The measures outlined in this section contribute to the general working environment of people in the workplace.
Workplaces need to be adequately ventilated. Fresh, clean air should be drawn from a source outside the workplace, uncontaminated by discharges from flues, chimneys or other process outlets, and be circulated through the workrooms.
Ventilation should also remove and dilute warm, humid air and provide air movement which gives a sense of freshness without causing a draught. If the workplace contains process or heating equipment or other sources of dust, fumes or vapours, more fresh air will be needed to provide adequate ventilation.
Windows or other openings may provide sufficient ventilation but, where necessary, mechanical ventilation systems should be provided and regularly maintained.
Temperatures in indoor workplaces
Environmental factors (such as humidity and sources of heat in the workplace) combine with personal factors (such as the clothing a worker is wearing and how physically demanding their work is) to influence what is called someone’s ‘thermal comfort’.

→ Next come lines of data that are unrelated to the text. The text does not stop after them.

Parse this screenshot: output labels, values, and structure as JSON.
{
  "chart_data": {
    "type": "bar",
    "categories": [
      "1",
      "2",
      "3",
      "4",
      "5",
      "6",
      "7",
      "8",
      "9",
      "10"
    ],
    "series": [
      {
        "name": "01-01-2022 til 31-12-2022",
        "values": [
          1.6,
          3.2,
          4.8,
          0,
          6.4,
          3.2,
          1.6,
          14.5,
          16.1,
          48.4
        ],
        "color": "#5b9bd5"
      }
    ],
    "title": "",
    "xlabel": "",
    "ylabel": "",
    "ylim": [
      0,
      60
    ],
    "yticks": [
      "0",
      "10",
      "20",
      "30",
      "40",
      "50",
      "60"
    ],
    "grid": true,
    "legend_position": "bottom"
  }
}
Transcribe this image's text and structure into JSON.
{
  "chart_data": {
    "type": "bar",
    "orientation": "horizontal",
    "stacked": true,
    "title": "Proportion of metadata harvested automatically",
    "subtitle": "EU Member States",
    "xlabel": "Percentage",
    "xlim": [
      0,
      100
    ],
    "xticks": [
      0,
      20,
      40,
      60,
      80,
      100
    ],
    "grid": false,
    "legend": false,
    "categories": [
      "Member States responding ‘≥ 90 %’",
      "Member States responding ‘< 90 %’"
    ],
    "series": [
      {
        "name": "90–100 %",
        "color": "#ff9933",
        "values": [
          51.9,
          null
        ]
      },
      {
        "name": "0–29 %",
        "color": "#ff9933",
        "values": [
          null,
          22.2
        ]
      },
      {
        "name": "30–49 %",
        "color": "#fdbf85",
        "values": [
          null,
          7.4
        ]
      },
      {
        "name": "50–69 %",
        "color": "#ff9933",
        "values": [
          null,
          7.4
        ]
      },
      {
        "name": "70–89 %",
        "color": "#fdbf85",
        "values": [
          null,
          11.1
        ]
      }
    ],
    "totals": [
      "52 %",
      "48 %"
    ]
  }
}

Individual personal preference makes it difficult to specify a thermal environment which satisfies everyone. For workplaces where the activity is mainly sedentary, for example offices, the temperature should normally be at least 16 °C. If work involves physical effort it should be at least 13 °C (unless other laws require lower temperatures).
Work in hot or cold environments
The risk to the health of workers increases as conditions move further away from those generally accepted as comfortable. Risk of heat stress arises, for example, from working in high air temperatures, exposure to high thermal radiation or high levels of humidity, such as those found in foundries, glass works and laundries. Cold stress may arise, for example, from working in cold stores, food preparation areas and in the open air during winter.
Assessment of the risk to workers’ health from working in either a hot or cold environment needs to consider both personal and environmental factors. Personal factors include body activity, the amount and type of clothing, and duration of exposure. Environmental factors include ambient temperature and radiant heat; and if the work is outside, sunlight, wind velocity and the presence of rain or snow.